What do you do if you run out of gas while driving at night in African bush country? Do you curse because your cell phone has no signal? Do you wait until the AM? If you chose to leave your vehicle to find help (not recommended), your peripheral vision may be really useful because it can see better in the dark than your central vision and is good at detecting motion, like a snake lunging at your from an overhead branch. Awareness of vision at the edge of sight is a practiced skill of jugglers. In urban jungles, the car that changes into your lane unpredictably and threatens to crash into you triggers your peripheral vision first.
Most of us focus (pun) on the color, 3D, and detailed vision that is generated from the central part of our retina, called the fovea. Peripheral events often trigger us to bring the image into our central awareness. In many ways, central and peripheral vision complement each other. Vision can also complement other senses too, like the sense of touch. This is needed for hand eye coordination and can be evaluated during a neurological exam with finger to nose tests. This examines the integration of different parts of brain involved in coordination, vision, spatial awareness, and sensory and motor abilities.
The lack of coordination of movement is called dysmetria and can be tested with the nose-finger-nose exam. Here is how it is done. You put a finger on your nose and then as quickly as you can touch the doctor’s finger in front of you before returning your finger back to your nose. This is done quickly and repeatedly. It depends on one’s central vision and a target your finger can feel to know that you have reached the target. Think of your finger as a rocket blasting off from your nose, going through space, and landing on the lunar surface of the doctor’s finger before returning to your terrestrial nose.
Now consider what you would experience if the exam was modified. What if you did not have the sense of touch (alternatively, what if the doctor’s finger was a hologram). In this case, you would have to compensate with vision to be sure that your finger reach its target and did not overshoot or undershoot. This would take a lot of concentration. Accuracy and speed of this exercise would reasonably be expected to be worse.
In another scenario, what if you did this exercise using your peripheral vision instead of your central vision. Peripheral vision is not as detailed as central vision and sacrifices depth perception. The finger to nose test would be harder still, and even harder if the sense of touch was also absent.
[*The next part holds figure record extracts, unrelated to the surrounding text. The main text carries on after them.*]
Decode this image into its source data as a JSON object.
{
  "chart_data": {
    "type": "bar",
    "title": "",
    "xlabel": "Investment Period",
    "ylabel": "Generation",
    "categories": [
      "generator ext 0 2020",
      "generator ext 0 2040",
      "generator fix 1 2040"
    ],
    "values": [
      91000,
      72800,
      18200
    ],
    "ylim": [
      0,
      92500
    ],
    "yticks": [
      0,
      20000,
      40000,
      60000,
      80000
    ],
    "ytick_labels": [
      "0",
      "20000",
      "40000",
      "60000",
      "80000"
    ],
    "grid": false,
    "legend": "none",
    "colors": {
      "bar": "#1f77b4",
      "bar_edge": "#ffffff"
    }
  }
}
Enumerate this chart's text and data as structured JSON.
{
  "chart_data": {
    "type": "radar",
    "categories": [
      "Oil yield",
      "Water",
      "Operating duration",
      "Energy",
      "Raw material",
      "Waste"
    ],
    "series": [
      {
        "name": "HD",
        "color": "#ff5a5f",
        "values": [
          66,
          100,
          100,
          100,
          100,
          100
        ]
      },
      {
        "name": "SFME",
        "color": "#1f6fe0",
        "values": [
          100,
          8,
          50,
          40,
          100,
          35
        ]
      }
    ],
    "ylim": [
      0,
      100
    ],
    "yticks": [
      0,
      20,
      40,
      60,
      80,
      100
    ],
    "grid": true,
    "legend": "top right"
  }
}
This information is useful for understanding how vision and touch enhance each other when you are driving and selecting controls on the dashboard or elsewhere in the cabin. To prove this, consider a game called “Touch the Penny”. To do this, take a blank sheet of white paper and put a penny in its center. Trace the periphery of the penny so that is outline remains and fills the circle with brown color. Place the sheet on a table to the side of your dominant hand and hold a pen between your thumb and second finger and place your third finger on your nose. Now without looking down, and keeping your eyes straight ahead, use your peripheral vision to guide your third finger to the drawing of the penny and then mark the center of thepenny with an “x”. After that, bring your finger back to your nose, and repeat the cycle ten times, moving back and forth as fast as you can. Now repeat the entire exercise, but this time stick the actual penny on the sheet. Again, your third finger is used to guide its landing into the middle of the penny, one that you can actually feel it. Like the finger to nose test, speed and accuracy are better with a recognizable tactile target.
When it comes to driving, the ideal is “eyes on the road all the time”. It would be helpful if it was never necessary to divert one’s gaze off the road to operate cabin controls. This couldhappen with heads up displays that project menus onto the windshield without significantly obstructing the view. Another way this can be achieved is by adding distinct tactile qualities to the controls in the cabin so that the driver need not look away from the road to recognize the control. If the control is viewed using peripheral vision, the sense of touch can improve selection accuracy and confidence.
There are times when buttons and controls in a car’s cabin are difficult to see. Perhaps it is night or the controls are hidden, perhaps because of novel positioning underneath the rim of the steering wheel. When vision is challenged, the benefits of Braille for the blind should not be unseen by the sighted. In sum, 1) many senses can be combined to improve our interactions with our machines and 2) make sure your vehicle is well equipped when driving into the wilderness, urban or otherwise.